Quel che accade a Cuba ha molto spesso una valenza di politica estera e va messo in rapporto con la situazione mondiale. Un annuncio come questo viene fatto dopo la vittoria elettorale dell’irrinunciabile alleato Hugo Chávez, che ha ridato respiro a Castro. Ma arriva anche in piena campagna elettorale statunitense, come scelta unilaterale (è infatti improbabile che la commissione migratoria bilaterale sia andata avanti in segreto su questi temi), dalle conseguenze imprecisabili.

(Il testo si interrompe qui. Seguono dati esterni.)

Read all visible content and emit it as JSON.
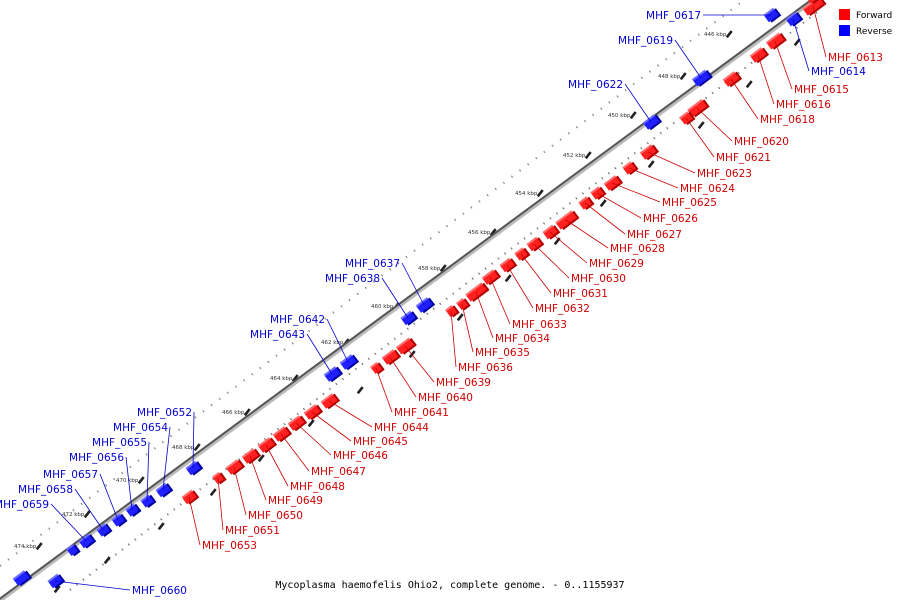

Infine, i più maliziosi sottolineano la coincidenza con un momento in cui l’attenzione internazionale era rivolta al caso di Ángel Carromero, militante del Partido Popular spagnolo appena condannato a 4 anni per l’incidente d’auto in cui ha perso la vita il leader oppositore Oswaldo Payá. Le circostanze non risultano chiare e al processo non sono stati ammessi né la famiglia di Payá né la nota giornalista indipendente Yoani Sánchez.

Insieme al forte sollievo per questo riconoscimento, sia pure parziale, di uno di quei diritti elementari che il regime ha a lungo negato ai cittadini cubani, c’è dunque ancora cautela, sia nell’isola che nella diaspora, sull’effettiva libertà di viaggiare, un bene preziosissimo a qualunque latitudine.